Modern macroeconomics teaches us that investment by our federal, state, and local governments is the most effective form of expansionary fiscal policy (or stimulus) we can pursue. But instead of using the bully pulpit of the presidency to champion increased investment in America, our Commander-in-Chief and his team have mainly been pushing tax cuts… and discovering, to their chagrin, that Republicans are only interested in cutting taxes if they can so do on their terms.
Hence, the current standoff. Every season is now silly season in in our nation’s capital, since Republicans insist on flying the elephant above the Stars and Stripes. And since they have control of both houses of Congress (Senate Republicans have de facto control of the Senate thanks to the threat of the filibuster) they can hold up the people’s business for as long as they like. And they have.

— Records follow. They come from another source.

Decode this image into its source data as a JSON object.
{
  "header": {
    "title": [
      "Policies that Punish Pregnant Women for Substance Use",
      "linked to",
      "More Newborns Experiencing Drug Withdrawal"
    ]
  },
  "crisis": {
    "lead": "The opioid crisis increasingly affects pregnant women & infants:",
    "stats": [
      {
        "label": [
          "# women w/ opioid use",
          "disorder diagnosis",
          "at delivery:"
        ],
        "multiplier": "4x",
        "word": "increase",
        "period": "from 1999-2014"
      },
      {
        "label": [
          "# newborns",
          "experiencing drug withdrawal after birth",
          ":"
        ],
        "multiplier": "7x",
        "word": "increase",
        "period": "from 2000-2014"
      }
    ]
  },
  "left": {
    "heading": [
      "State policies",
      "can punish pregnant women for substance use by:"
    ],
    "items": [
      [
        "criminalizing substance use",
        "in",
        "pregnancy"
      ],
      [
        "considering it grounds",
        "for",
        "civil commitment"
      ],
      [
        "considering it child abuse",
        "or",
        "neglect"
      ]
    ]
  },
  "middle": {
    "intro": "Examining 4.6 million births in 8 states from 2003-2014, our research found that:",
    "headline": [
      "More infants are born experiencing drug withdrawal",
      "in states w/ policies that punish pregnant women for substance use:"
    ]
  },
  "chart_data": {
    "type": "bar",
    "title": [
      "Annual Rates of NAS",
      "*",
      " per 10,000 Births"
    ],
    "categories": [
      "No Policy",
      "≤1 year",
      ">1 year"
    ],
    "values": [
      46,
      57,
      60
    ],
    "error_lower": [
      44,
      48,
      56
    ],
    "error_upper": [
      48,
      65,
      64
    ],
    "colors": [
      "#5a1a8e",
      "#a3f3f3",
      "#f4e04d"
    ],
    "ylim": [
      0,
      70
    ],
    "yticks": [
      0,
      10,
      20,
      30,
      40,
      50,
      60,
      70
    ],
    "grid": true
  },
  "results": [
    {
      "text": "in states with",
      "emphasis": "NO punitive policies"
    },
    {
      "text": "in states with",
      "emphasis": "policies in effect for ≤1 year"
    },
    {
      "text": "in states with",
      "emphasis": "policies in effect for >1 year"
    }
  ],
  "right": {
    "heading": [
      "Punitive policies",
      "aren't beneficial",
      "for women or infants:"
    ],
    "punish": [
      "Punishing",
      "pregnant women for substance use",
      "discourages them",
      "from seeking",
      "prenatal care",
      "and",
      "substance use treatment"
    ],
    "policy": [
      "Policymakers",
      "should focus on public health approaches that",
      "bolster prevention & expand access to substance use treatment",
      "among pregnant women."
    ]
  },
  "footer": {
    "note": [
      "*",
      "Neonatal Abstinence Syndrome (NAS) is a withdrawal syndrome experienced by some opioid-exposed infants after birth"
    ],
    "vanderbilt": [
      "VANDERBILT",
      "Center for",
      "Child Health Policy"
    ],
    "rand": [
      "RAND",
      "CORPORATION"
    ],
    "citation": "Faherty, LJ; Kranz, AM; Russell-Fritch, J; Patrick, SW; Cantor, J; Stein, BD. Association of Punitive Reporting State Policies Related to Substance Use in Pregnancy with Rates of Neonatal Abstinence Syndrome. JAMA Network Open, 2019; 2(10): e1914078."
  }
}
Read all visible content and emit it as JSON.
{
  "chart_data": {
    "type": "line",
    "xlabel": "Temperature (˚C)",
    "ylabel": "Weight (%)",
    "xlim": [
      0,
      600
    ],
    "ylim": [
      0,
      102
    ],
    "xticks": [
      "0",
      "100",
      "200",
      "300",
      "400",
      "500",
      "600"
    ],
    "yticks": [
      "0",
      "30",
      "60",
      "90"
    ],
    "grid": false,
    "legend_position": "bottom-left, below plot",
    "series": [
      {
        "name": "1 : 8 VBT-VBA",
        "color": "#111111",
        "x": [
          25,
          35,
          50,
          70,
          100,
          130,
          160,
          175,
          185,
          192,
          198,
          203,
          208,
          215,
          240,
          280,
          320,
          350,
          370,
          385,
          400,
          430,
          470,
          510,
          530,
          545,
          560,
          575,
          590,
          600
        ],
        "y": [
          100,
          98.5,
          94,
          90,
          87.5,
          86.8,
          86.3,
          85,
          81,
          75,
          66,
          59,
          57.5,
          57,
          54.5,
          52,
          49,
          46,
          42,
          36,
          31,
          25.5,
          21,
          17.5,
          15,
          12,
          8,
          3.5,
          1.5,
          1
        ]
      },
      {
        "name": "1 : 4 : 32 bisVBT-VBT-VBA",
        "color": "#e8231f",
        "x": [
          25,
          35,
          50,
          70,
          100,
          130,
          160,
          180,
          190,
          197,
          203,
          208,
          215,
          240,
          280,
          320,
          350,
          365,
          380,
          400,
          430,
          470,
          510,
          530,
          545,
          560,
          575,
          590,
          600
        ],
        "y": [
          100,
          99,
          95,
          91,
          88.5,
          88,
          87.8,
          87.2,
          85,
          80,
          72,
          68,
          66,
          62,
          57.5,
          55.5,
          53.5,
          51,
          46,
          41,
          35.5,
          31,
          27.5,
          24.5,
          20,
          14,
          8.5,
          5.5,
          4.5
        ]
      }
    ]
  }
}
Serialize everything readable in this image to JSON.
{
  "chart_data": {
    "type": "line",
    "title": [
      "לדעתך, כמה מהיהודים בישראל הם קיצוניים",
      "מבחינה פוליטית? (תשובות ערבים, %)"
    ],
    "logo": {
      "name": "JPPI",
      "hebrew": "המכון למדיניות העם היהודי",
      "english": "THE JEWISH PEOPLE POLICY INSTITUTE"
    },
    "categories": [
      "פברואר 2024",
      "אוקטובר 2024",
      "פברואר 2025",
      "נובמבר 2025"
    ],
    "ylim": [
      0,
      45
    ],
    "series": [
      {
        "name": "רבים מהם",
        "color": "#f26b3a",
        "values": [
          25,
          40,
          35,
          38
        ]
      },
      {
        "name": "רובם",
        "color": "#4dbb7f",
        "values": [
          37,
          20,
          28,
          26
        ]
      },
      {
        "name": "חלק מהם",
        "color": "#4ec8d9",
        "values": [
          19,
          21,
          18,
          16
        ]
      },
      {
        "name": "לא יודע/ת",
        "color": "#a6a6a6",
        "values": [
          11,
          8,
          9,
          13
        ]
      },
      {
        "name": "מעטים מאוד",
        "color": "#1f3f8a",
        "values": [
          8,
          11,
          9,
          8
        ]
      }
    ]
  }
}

Repeatedly.
If we had to sum up 2011 legislatively, we’d give it the title, “The Year of Gridlock.” 2012 won’t be much different… except that Congress probably will be in session fewer days out of the year, partly due to the presidential election.
If we allowed some of the recent tax cuts enacted by Congress to expire, we could use the revenue recovered by our common wealth to pay down some of our debt, increase public investments, and strengthen our social safety net. In other words, by forgoing the weakest form of expansionary fiscal policy, we could pursue the two more stronger forms of stimulus without adding to our debt.
Unfortunately, at present, the people who supposedly represent us and claim to be looking out for our well-being are not even talking about doing that.